TalkTV’s Kyle stated “The Labour Party was the party for the people in the party that listen, would that be fair enough?
“Then answer me one question, with a government on its backside, a Prime Minister, a caretaker Prime Minister, not interested with bills rising.
“I mean energy 12,977 to 5000, potentially, on people who can’t afford to put petrol in their cars drive their kids to schools, they can’t see a doctor. They can’t get an ambulance, let alone a bloody operation.
“They can’t see a dentist. Where the hell is the… and I mean this with respect and please answer me where is the alternative? Where is your man where is Kier Starmer? I did this last night on uncensored Where is the man? Is he on a picket line? Is he on a holiday? Why isn’t he at this moment proving to the British people he’s a creditable alternative? Jonathan, where is he?!”
Mr Reynolds responded: “Today he’s in Scotland, Jeremy doing some live interview so he’ll be able to put that case directly but I would say that you’re right to say to share that intense frustration.
“I mean, we can talk about any one of many crises there couldn’t we, we could be talking about real ways we can talk about water we can we talk about the NHS figures from yesterday.
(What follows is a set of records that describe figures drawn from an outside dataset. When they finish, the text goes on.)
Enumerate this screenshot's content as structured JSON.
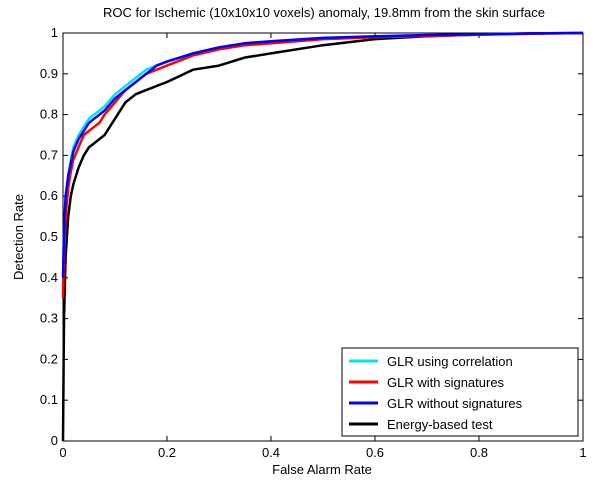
{
  "chart_data": {
    "type": "line",
    "title": "ROC for Ischemic (10x10x10 voxels) anomaly, 19.8mm from the skin surface",
    "xlabel": "False Alarm Rate",
    "ylabel": "Detection Rate",
    "xlim": [
      0,
      1
    ],
    "ylim": [
      0,
      1
    ],
    "xticks": [
      "0",
      "0.2",
      "0.4",
      "0.6",
      "0.8",
      "1"
    ],
    "yticks": [
      "0",
      "0.1",
      "0.2",
      "0.3",
      "0.4",
      "0.5",
      "0.6",
      "0.7",
      "0.8",
      "0.9",
      "1"
    ],
    "grid": false,
    "legend_position": "bottom-right",
    "series": [
      {
        "name": "GLR using correlation",
        "color": "#00e5e5",
        "x": [
          0,
          0.002,
          0.005,
          0.01,
          0.015,
          0.02,
          0.03,
          0.04,
          0.05,
          0.06,
          0.07,
          0.08,
          0.1,
          0.12,
          0.14,
          0.16,
          0.18,
          0.2,
          0.25,
          0.3,
          0.35,
          0.4,
          0.5,
          0.6,
          0.7,
          0.8,
          0.9,
          1.0
        ],
        "y": [
          0.38,
          0.5,
          0.58,
          0.65,
          0.69,
          0.72,
          0.75,
          0.77,
          0.79,
          0.8,
          0.81,
          0.82,
          0.85,
          0.87,
          0.89,
          0.91,
          0.92,
          0.93,
          0.95,
          0.96,
          0.97,
          0.975,
          0.985,
          0.99,
          0.993,
          0.996,
          0.998,
          1.0
        ]
      },
      {
        "name": "GLR with signatures",
        "color": "#ff0000",
        "x": [
          0,
          0.002,
          0.005,
          0.01,
          0.015,
          0.02,
          0.03,
          0.04,
          0.05,
          0.06,
          0.07,
          0.08,
          0.1,
          0.12,
          0.14,
          0.16,
          0.18,
          0.2,
          0.25,
          0.3,
          0.35,
          0.4,
          0.5,
          0.6,
          0.7,
          0.8,
          0.9,
          1.0
        ],
        "y": [
          0.35,
          0.45,
          0.55,
          0.62,
          0.66,
          0.69,
          0.72,
          0.75,
          0.76,
          0.77,
          0.78,
          0.8,
          0.83,
          0.86,
          0.88,
          0.9,
          0.91,
          0.92,
          0.945,
          0.96,
          0.97,
          0.975,
          0.985,
          0.99,
          0.993,
          0.996,
          0.998,
          1.0
        ]
      },
      {
        "name": "GLR without signatures",
        "color": "#0000ff",
        "x": [
          0,
          0.002,
          0.005,
          0.01,
          0.015,
          0.02,
          0.03,
          0.04,
          0.05,
          0.06,
          0.07,
          0.08,
          0.1,
          0.12,
          0.14,
          0.16,
          0.18,
          0.2,
          0.25,
          0.3,
          0.35,
          0.4,
          0.5,
          0.6,
          0.7,
          0.8,
          0.9,
          1.0
        ],
        "y": [
          0.4,
          0.52,
          0.6,
          0.65,
          0.68,
          0.71,
          0.74,
          0.76,
          0.78,
          0.79,
          0.8,
          0.81,
          0.84,
          0.86,
          0.88,
          0.9,
          0.92,
          0.93,
          0.95,
          0.965,
          0.975,
          0.98,
          0.988,
          0.992,
          0.995,
          0.997,
          0.999,
          1.0
        ]
      },
      {
        "name": "Energy-based test",
        "color": "#000000",
        "x": [
          0,
          0.002,
          0.005,
          0.01,
          0.015,
          0.02,
          0.03,
          0.04,
          0.05,
          0.06,
          0.07,
          0.08,
          0.09,
          0.1,
          0.12,
          0.14,
          0.16,
          0.18,
          0.2,
          0.25,
          0.3,
          0.35,
          0.4,
          0.5,
          0.6,
          0.7,
          0.8,
          0.9,
          1.0
        ],
        "y": [
          0.0,
          0.3,
          0.45,
          0.55,
          0.6,
          0.63,
          0.67,
          0.7,
          0.72,
          0.73,
          0.74,
          0.75,
          0.77,
          0.79,
          0.83,
          0.85,
          0.86,
          0.87,
          0.88,
          0.91,
          0.92,
          0.94,
          0.95,
          0.97,
          0.985,
          0.992,
          0.996,
          0.999,
          1.0
        ]
      }
    ]
  }
}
“But there is no doubt that energy and energy bills are the most pressing crisis and we’ve been talking since January about the need for a windfall tax and using that to give everyone some relief, but obviously the most support for the most vulnerable, a third of British households in most need would get most from us.
“But you’re right to say that since we started making that case in January when we already had a crisis, we’re talking about a £2000 energy bill now. I mean, that seems a long time ago, doesn’t it?